Nadgorliwość jest gorsza od faszyzmu... A ten przypadek to kolejny który wywołuje moje szczere mdłości pod adresem premiera i jego PR-owców. Premier jak premier - odpowiada jedynie za wizerunek który tworzy mu jego sztab spin-doktorów. Ma więc szansę jeszcze tych darmozjadów wywalić na bruk. Sytuacja jest zreszta zabawna - bo trudno powiedzieć kto zawinił. PR-owcy. Dziennikarze, którym coś się pomyliło i kalendarz domowy, zamiast na rok 2008 wskazuje na lata 50 te XX wieku.
Dalej idzie zaś juz klasyka. Czyli uratowany kot, wielki bohater premier RP oraz organizacja która dostała pieniazki na ratowanie kolejnych zwierzat.
Ostatnio podobnie zniesmaczony, choć w nieco mniejszym stopniu byłem w chwilach, kiedy serwowano nam zdjęcia premiera z jego podróży życia do Ameryki Południowej. Wciąż mam te wspaniałości gdzieś na twardym dysku. A to Donald Podróżnik w oryginalnej indianskiej czapeczce. A to Donald spoglądający na górskie szczyty. A to lokalna grupa powitalna w lokalnych strojach i uśmiechniety pan premier.
Polityka "bombardowania miłoscią" moze i jest skuteczna. Jak do tej pory niekonfliktowość rzadu oraz zmiana stylu - z agresywnego który prezentowali bracia Kaczynscy bardzo mi się podobala. Sek tylko że jest pewna granica - za która taka polityka PR-u staje się po prostu kpiną i parodią samej siebie.
Panowie, zbastujcie. Niedobrze sie robi.

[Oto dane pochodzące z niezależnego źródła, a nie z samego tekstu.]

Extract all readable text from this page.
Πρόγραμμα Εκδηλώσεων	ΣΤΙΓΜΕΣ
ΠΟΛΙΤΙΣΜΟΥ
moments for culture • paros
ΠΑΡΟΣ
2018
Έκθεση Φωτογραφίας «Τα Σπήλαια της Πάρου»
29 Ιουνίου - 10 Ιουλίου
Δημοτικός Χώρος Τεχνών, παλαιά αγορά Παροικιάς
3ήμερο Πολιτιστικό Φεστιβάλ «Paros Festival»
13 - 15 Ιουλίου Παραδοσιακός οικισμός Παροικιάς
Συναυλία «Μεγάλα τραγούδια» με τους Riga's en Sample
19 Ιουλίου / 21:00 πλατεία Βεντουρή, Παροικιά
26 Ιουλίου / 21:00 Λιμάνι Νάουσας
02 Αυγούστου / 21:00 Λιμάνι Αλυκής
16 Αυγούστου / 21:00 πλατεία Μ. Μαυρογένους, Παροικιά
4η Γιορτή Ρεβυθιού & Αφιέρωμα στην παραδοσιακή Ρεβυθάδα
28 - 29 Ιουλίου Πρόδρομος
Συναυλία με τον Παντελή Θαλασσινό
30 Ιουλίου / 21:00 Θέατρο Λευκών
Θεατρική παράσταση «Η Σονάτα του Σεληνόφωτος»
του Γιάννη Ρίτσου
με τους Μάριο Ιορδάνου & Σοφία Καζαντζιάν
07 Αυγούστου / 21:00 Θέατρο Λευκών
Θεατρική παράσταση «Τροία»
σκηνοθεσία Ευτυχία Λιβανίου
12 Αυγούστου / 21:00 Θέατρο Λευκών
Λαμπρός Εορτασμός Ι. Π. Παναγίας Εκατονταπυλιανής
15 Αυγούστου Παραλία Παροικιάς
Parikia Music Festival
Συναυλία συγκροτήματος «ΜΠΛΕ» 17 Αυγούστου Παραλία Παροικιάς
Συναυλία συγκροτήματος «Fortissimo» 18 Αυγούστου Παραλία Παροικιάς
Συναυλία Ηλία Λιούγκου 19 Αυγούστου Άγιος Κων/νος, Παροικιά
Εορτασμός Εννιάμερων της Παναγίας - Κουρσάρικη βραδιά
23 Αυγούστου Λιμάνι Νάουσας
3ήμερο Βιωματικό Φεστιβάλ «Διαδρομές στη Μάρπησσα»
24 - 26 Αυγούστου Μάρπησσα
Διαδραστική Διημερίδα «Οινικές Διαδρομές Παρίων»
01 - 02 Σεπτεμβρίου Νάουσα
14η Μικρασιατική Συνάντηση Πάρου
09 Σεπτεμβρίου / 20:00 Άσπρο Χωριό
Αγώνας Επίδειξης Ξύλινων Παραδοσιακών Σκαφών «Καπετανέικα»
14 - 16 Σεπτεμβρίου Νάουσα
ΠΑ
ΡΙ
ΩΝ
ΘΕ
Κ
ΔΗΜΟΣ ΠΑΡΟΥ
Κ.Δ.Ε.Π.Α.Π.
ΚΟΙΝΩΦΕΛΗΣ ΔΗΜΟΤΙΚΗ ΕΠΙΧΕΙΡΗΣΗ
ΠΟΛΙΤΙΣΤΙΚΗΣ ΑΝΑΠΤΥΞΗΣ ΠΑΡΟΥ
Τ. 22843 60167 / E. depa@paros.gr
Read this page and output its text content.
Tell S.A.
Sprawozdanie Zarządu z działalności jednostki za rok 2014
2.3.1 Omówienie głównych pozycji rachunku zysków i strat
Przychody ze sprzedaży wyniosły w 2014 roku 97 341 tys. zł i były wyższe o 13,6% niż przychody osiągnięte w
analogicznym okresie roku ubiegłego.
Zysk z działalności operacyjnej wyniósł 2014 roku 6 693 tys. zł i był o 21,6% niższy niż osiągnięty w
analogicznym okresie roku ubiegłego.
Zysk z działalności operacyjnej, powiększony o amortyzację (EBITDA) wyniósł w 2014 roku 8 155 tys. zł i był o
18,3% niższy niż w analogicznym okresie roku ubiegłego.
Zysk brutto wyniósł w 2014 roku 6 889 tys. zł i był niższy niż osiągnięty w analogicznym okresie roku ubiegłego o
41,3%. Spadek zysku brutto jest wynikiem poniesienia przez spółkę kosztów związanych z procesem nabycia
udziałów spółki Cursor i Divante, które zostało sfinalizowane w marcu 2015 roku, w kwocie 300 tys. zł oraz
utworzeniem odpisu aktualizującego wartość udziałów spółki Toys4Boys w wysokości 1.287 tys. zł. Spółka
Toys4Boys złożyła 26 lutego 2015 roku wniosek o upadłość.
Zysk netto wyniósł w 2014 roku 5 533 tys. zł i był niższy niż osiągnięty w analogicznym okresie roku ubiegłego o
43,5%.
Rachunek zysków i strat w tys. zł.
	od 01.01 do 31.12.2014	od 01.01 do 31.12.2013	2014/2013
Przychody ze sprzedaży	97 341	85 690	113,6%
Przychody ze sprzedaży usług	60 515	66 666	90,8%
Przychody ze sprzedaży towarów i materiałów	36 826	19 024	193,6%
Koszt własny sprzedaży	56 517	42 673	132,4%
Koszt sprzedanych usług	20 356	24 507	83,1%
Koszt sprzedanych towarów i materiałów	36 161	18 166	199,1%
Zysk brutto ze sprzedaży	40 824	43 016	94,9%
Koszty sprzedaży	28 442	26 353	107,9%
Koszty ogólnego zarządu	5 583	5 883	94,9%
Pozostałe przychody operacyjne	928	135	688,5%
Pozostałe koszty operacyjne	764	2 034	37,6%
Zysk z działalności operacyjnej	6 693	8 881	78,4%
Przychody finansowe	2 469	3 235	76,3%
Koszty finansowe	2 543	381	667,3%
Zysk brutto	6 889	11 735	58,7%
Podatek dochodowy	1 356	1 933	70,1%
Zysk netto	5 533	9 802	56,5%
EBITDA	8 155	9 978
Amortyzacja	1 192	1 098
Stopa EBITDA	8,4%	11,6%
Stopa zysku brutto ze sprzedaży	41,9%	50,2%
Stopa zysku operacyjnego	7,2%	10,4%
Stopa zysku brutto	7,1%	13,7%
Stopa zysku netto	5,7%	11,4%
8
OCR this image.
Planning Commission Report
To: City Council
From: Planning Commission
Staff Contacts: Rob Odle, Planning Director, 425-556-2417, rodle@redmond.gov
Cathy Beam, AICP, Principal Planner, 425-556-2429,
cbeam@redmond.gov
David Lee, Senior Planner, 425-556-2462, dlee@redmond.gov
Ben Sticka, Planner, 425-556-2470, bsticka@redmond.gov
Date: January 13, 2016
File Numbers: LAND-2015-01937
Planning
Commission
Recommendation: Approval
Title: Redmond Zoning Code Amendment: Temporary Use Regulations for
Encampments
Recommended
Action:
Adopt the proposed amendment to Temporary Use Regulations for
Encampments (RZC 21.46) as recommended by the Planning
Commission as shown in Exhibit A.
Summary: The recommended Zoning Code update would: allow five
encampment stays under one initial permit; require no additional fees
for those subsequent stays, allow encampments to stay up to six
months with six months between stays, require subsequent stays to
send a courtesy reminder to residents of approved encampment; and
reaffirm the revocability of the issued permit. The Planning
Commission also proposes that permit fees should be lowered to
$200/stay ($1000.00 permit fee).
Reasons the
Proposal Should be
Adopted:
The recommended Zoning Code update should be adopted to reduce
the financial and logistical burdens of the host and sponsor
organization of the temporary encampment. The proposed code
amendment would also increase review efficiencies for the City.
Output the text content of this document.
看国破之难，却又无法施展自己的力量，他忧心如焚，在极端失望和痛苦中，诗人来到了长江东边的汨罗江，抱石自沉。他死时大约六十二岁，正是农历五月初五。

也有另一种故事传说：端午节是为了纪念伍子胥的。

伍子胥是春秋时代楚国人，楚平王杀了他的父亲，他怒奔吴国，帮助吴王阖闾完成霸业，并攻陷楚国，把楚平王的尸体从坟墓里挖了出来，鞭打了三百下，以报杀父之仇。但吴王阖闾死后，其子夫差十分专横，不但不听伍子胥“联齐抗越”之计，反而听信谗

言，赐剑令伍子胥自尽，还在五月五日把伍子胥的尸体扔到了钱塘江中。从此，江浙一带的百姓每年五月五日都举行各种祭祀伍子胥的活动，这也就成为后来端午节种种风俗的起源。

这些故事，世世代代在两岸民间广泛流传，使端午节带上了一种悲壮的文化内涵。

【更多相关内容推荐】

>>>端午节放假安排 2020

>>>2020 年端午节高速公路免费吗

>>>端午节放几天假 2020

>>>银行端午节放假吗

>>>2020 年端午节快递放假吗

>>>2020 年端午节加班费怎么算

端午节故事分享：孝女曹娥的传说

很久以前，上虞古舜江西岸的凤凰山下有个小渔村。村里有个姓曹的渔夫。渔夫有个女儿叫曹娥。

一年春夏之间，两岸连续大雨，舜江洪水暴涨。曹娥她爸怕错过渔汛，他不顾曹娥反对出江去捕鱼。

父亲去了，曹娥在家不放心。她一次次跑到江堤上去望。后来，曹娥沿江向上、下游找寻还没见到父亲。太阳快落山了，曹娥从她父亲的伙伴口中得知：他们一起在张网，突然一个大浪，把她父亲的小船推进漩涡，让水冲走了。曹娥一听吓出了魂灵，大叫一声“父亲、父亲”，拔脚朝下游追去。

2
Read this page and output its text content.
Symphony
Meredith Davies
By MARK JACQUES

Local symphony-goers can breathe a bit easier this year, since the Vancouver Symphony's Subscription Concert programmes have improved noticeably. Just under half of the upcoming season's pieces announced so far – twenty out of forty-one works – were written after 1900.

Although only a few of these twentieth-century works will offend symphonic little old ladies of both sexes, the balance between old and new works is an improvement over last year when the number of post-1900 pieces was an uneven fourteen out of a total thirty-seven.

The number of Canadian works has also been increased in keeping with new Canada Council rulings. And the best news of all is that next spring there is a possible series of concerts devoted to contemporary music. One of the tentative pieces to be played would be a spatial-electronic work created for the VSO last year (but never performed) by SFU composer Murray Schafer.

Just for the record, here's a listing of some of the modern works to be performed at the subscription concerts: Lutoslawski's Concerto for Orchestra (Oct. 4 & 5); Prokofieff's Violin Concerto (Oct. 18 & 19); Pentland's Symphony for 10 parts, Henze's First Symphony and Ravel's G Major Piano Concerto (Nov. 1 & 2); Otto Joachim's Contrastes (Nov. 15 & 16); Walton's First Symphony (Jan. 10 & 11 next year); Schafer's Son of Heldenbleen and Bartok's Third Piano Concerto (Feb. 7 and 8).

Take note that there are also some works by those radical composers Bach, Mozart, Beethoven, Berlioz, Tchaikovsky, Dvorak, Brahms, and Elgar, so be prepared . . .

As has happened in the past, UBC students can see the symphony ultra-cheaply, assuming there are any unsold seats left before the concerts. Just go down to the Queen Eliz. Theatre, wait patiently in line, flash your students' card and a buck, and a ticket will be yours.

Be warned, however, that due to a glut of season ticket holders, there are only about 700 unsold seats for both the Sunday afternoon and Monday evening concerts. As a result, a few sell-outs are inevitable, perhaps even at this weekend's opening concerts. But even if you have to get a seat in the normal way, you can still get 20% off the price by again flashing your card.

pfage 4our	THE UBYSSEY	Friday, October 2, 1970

I to nie jest wina dzisiejszego kotleta...
Ps - a w następnym wpisie (który nie wiem kiedy będzie, mam nadzieje ze w tym tygodniu) postaram sie ustosunkować do http://mosher.salon24.pl/87141,index.html podobnych wpisów i poglądów i powiedzieć dlaczego UPR jest skazana na klęske. I nie jest to uzależnione nawet od samego JKM. Bo ta formacja - jakąkolwiek nazwe przybierze - nie ma nigdy szans w wielkiej polityce.